A house that is ready to be foreclosed upon, a family whose idea of economy is taking a super stretch limo to McDonalds and hanging on to the solid gold purse while not paying the staff enough money and working them longer hours, you have to wonder how in the world this billionaire became a billionaire and why his children and wife seem to have the business sense of a retriever.
90 thousand square feet will soon be up for grabs when the threatened bank foreclosures take hold of the Siegel family home, or a short sale is arranged to avoid one. Back in 2012, with the house still under construction and billed as one of the largest homes in the United States, the Siegels had not grasped the fact that their reign was soon coming to an end. In a world where bank foreclosures and short sales are part and parcel of everyday life to many Americans, the Siegels were living in their own little dream world.

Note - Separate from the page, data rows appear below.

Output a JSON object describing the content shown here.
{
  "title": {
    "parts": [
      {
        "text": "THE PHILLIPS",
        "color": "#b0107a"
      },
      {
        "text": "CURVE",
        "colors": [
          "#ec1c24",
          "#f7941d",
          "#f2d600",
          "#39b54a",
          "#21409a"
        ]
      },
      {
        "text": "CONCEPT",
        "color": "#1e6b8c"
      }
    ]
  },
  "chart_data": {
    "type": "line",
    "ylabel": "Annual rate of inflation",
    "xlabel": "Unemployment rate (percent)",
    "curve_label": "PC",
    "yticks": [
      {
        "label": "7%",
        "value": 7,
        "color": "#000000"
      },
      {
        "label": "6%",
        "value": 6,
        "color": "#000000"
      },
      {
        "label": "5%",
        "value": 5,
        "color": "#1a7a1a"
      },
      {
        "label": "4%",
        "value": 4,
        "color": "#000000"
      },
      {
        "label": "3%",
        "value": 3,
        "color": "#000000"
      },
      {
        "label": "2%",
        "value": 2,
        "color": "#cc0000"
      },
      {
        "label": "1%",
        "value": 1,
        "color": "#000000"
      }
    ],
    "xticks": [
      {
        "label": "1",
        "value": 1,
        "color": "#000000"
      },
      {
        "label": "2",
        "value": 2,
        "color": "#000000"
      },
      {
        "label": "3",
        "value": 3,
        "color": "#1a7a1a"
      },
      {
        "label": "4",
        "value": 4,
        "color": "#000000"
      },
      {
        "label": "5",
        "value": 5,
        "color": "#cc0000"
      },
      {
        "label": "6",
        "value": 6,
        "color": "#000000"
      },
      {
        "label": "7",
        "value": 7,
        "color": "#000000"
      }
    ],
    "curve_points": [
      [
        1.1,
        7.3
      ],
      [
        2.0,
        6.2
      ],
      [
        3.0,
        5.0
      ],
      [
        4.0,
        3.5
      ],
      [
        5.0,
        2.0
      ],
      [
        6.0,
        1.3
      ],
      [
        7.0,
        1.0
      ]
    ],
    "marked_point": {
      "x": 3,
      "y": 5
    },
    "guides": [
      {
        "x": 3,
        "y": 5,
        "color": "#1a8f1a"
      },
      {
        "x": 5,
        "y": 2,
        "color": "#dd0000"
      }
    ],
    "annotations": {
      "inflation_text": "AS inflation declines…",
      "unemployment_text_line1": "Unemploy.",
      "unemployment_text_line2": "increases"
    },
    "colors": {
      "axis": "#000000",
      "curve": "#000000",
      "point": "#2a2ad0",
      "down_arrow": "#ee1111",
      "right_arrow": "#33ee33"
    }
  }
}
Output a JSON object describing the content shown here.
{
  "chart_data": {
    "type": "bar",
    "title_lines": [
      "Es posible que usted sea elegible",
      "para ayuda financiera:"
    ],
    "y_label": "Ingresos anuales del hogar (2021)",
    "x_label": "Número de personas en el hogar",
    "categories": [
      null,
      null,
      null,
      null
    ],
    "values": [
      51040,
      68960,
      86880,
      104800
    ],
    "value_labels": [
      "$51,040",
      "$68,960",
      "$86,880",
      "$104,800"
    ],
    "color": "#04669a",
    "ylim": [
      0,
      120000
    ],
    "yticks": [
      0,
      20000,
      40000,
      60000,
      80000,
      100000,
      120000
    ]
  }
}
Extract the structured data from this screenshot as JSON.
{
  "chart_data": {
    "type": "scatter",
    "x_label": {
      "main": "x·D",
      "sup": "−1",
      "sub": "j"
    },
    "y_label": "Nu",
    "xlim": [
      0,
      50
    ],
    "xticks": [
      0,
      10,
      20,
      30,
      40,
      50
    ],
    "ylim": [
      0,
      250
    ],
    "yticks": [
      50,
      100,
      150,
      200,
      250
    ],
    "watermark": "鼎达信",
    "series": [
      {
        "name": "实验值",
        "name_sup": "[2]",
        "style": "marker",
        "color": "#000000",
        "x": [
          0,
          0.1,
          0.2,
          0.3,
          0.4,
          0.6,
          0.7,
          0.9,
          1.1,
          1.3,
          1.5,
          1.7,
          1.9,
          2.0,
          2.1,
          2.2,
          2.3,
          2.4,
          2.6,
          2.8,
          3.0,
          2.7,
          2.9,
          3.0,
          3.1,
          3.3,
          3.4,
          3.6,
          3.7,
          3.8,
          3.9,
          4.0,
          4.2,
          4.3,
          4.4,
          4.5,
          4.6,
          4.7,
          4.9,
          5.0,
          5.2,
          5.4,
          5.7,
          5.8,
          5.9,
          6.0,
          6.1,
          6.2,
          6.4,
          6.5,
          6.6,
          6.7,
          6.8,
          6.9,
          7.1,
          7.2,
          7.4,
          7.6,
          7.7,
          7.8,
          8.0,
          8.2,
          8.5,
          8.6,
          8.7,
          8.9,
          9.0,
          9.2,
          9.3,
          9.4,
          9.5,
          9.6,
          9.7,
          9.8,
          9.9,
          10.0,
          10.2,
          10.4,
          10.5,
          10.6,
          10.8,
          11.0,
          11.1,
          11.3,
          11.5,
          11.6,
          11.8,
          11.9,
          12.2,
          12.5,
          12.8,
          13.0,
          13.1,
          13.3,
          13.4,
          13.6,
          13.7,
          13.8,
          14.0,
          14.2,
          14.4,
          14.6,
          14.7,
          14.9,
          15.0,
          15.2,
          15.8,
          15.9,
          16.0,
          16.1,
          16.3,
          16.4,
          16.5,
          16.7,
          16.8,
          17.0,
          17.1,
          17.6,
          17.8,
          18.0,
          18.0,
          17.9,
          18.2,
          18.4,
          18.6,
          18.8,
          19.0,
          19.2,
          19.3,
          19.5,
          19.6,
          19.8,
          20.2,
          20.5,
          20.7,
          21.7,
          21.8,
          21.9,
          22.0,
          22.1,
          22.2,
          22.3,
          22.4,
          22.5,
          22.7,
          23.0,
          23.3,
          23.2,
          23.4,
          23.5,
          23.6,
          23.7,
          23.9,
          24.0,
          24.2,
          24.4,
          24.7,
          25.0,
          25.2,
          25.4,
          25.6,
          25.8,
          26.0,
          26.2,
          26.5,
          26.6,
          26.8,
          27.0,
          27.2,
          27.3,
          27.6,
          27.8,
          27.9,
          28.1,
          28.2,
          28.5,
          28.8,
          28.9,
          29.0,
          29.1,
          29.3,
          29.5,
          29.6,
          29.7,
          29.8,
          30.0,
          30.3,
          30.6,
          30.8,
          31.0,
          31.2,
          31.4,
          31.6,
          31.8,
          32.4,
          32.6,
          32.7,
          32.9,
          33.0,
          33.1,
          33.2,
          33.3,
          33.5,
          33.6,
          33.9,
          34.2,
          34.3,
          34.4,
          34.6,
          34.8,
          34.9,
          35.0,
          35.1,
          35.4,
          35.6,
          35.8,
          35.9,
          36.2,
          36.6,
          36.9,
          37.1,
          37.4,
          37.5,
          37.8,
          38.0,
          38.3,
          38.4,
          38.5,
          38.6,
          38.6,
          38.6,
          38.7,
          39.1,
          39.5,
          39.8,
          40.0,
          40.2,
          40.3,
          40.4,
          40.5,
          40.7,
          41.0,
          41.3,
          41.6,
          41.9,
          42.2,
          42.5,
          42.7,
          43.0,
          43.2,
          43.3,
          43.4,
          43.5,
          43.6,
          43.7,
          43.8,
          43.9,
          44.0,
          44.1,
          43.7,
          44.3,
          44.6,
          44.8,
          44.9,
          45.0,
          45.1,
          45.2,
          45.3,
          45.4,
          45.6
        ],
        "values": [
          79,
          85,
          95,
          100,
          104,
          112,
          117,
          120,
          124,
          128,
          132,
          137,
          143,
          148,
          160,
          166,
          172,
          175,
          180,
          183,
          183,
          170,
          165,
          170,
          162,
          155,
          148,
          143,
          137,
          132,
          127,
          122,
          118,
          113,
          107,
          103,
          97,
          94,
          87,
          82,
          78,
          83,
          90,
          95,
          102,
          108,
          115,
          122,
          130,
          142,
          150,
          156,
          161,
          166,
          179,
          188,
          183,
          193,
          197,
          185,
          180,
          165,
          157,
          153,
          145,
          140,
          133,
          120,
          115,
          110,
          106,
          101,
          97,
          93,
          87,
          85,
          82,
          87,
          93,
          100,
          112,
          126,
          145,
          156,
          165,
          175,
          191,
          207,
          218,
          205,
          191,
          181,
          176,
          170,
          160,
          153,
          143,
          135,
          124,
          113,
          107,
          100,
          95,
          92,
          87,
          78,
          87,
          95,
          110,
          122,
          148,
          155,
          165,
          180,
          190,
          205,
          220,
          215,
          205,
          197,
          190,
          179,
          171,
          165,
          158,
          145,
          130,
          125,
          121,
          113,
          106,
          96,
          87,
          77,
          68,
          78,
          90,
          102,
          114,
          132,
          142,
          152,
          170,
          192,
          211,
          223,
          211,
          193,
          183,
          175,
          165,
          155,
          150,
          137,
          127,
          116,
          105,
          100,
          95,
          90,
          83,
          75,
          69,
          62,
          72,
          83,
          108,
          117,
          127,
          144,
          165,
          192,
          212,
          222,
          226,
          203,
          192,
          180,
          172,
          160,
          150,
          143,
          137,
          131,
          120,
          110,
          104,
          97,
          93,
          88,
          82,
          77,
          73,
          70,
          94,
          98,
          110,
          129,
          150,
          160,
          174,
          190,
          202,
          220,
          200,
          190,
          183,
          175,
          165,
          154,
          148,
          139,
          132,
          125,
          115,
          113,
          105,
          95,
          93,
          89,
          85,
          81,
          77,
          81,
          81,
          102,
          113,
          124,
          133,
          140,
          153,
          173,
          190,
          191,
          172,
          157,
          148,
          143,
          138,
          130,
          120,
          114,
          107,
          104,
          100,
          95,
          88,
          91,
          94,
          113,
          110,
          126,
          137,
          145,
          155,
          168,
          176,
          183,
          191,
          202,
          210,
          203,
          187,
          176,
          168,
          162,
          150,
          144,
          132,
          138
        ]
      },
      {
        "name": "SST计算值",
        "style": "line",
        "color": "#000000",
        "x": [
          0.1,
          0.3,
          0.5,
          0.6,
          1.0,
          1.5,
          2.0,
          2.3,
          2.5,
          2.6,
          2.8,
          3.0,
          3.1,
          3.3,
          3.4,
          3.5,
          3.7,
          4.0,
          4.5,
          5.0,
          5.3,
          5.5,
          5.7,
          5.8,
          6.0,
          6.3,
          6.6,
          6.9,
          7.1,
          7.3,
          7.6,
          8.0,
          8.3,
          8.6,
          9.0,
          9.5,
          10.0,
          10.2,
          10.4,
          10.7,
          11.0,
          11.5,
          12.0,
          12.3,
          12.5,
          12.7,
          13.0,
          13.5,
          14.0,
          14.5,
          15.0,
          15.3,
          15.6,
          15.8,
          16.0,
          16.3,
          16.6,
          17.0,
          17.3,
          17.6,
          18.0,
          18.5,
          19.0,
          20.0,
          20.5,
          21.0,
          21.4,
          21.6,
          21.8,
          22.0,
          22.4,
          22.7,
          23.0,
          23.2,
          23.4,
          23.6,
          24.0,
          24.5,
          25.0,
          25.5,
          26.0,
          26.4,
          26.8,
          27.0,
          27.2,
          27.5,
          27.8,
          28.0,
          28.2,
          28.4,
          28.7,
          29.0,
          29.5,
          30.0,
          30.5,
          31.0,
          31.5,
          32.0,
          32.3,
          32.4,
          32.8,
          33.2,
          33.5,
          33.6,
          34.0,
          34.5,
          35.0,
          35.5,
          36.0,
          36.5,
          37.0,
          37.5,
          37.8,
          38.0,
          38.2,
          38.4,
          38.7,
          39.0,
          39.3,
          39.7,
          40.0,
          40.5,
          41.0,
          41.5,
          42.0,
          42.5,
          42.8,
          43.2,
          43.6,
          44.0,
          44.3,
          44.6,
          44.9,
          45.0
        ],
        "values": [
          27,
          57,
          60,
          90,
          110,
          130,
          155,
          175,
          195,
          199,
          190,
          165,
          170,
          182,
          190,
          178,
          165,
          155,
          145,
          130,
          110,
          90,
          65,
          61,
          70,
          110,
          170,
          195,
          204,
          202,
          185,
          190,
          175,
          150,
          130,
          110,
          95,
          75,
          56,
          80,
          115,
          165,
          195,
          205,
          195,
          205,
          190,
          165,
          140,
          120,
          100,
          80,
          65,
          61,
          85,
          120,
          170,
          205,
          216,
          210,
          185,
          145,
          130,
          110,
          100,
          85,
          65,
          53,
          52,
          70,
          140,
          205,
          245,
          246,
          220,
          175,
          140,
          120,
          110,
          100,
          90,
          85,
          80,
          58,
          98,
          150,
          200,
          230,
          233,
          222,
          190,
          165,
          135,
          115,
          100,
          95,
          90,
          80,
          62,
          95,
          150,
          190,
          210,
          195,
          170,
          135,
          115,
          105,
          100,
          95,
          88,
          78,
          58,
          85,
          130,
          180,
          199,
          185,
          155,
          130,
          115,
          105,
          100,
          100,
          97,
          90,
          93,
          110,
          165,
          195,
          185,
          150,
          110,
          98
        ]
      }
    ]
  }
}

David is generally portrayed in the media as a study in hubris, telling the world that he was nearly “singlehandedly” responsible for putting George W. Bush in the White House. Nowadays his wife Jackie, in an attempt to save money, takes a stretch limousine to McDonalds to purchase a meal.
When asked questions about the remainder of the world and how they are having to tighten their belts to make ends meet, the Siegels respond “Let them eat cake.”
If you believe the portrayal of this family in the upcoming “Queen of Versailles” documentary, this is a family that loses multiple pets because they’ve lost track of them and/or forgotten to feed them, while dog feces is often deposited unceremoniously about the floor on costly rugs. It is a study in contradictions.
Today, rather than cake, the Siegels order dollar menu items from a stretch limo and hang on to the trappings of wealth, while trying to sell their home for more than 75 million–a home which is not yet completed.
The world looks in awe at the the lifestyles of people like the Siegels, while those who are a bit more practical can find in this story much cause to be amused and saddened.